When you say "array types" it seems like people expected you meant a growable array (C++ std::vector, Rust's Vec, or say Java's ArrayList)

But if you meant an actual array as in Rust's [T; N] then it's weird to talk about them as if they've got some specific size, their size is a parameter (N) of the type.

The size of Rust's [u8; 16] or C's unsigned char [16] is 16 bytes but like, duh. And there's no magic here, [u8; 24] or unsigned char [24] is 24 bytes.


In my code, my array types are a pointer and a length, regardless of the length of the array.

This is so I can use regular C pointers to pass them to system functions that expect pointers. Because C still uses just pointers. But I have the length for bounds checking in my own code.

But my resizable types are much bigger. Probably 32 bytes because they store a destructor too. I pass them by pointer because plain pointers are almost always just one item, meaning no bounds checking is necessary.

Yes, that does mean the actual array is two indirections away, but that style gives me a lot of safety because araay indexing is a code smell.


This seems like a lot of lost optimization opportunities compared to a language which gets this right out of the box.

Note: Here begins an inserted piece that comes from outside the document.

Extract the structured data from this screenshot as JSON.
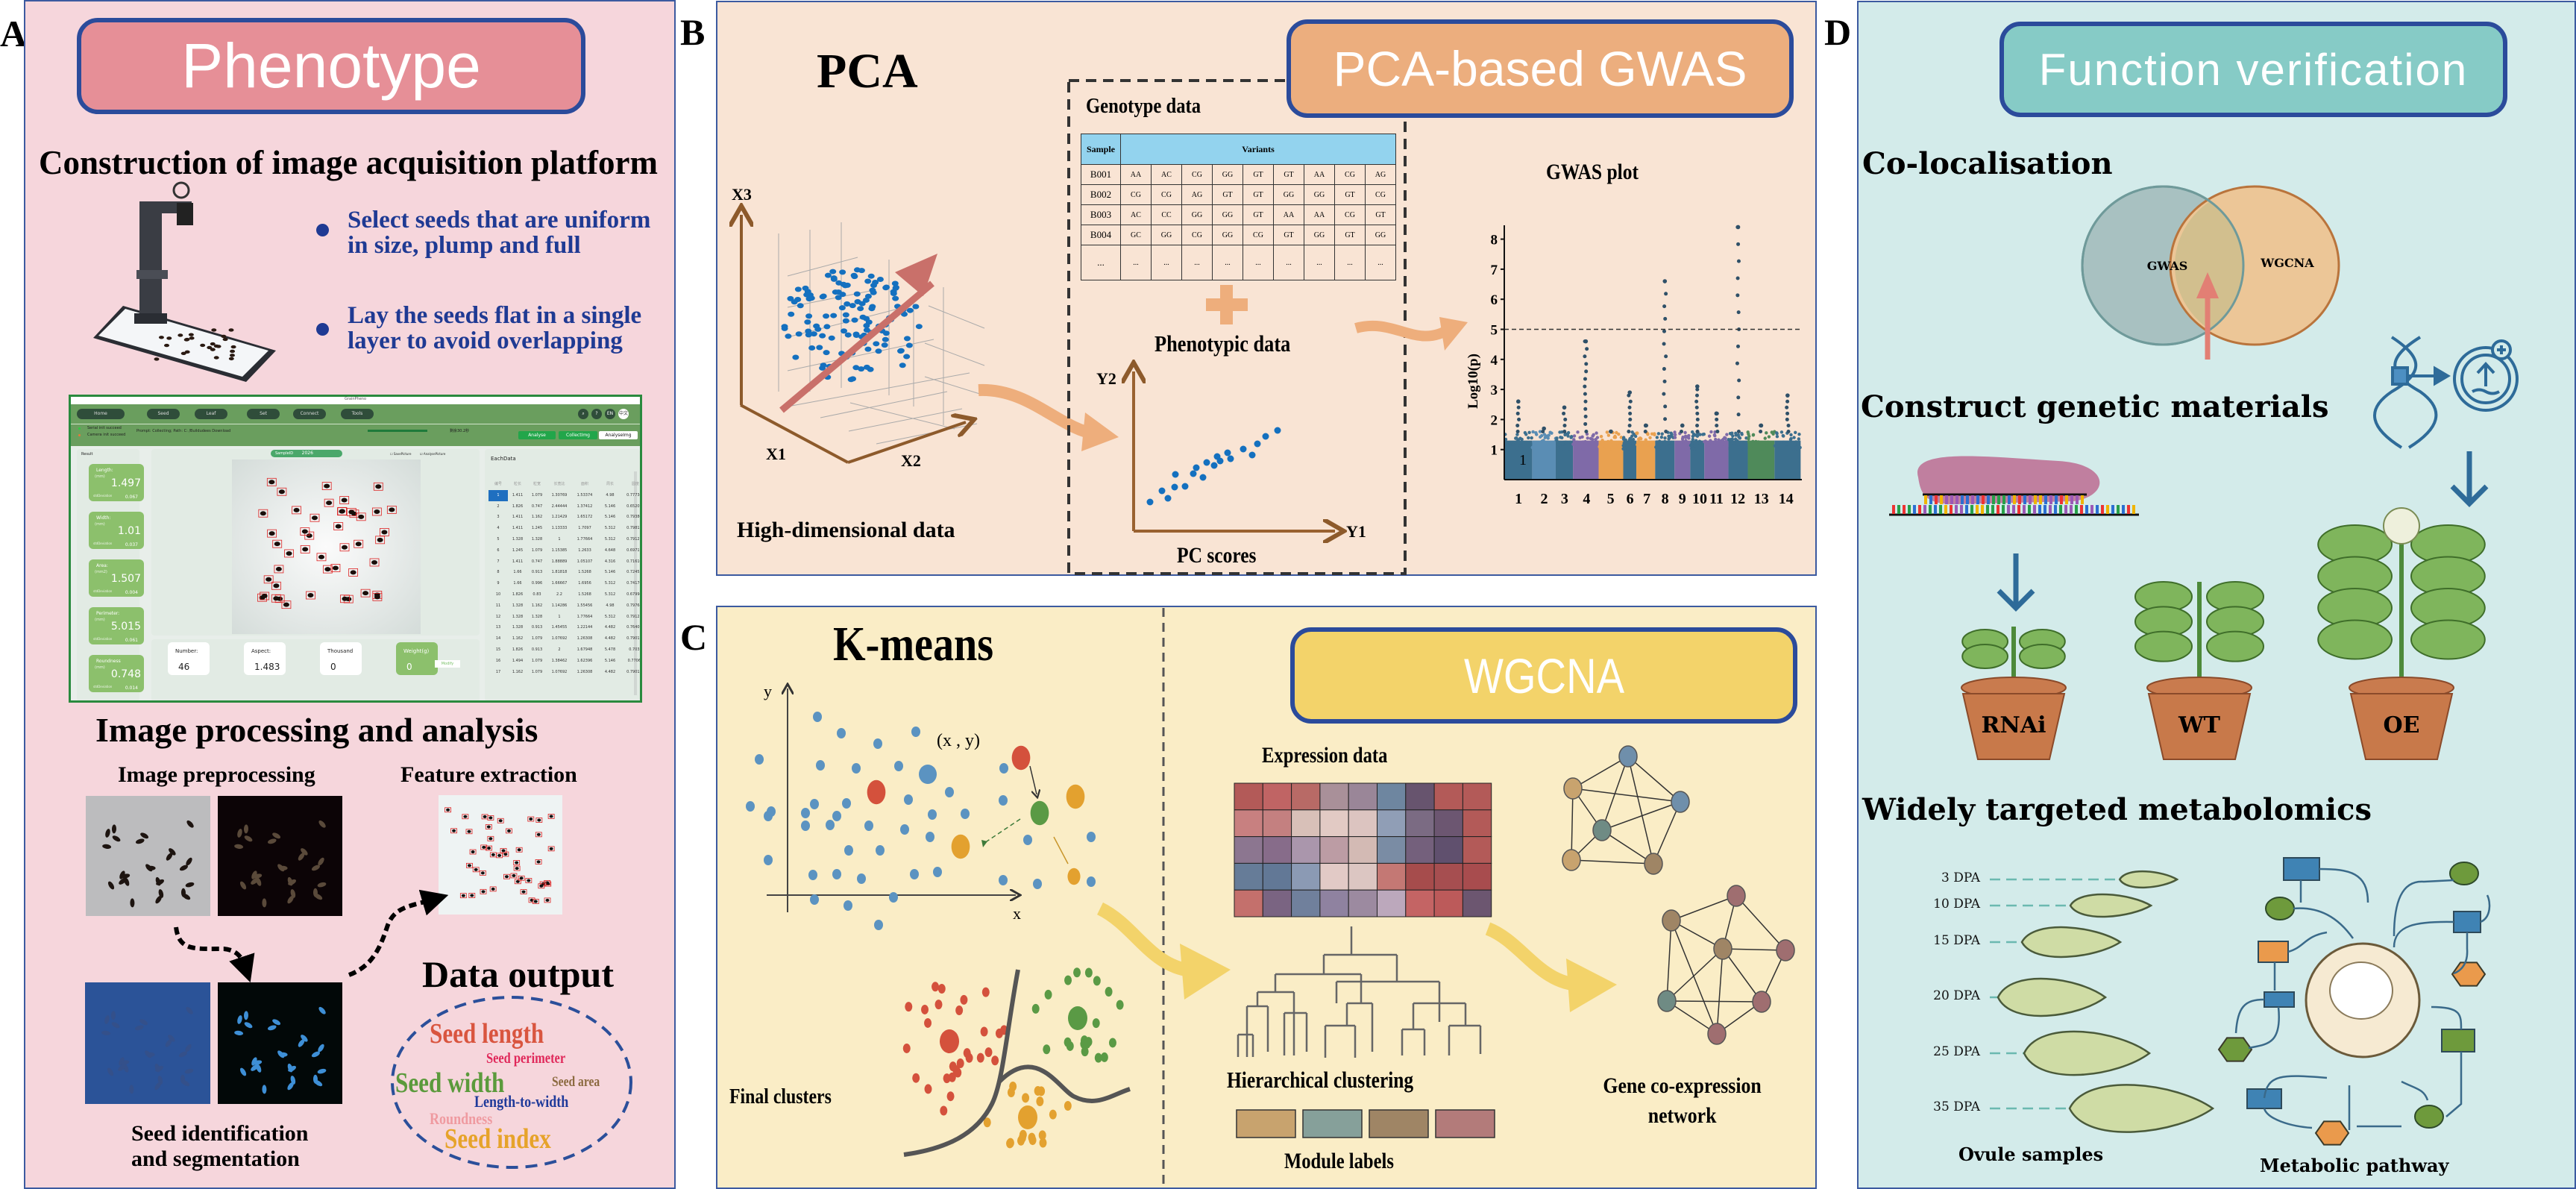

Also in most cases people's destructors don't have associated local state, so, they needn't take up space in each object. All C objects have non-zero size, so if you have an object representing the destructor even if it has no state that takes up space. In C++ there's a hack to avoid paying this price, but in C there is not.


> This seems like a lot of lost optimization opportunities compared to a language which gets this right out of the box.

Well, yeah, but I hate all other languages [1], and I'm willing to pay the price in C.

That same sort of thing allowed me to implement RAII in C, though.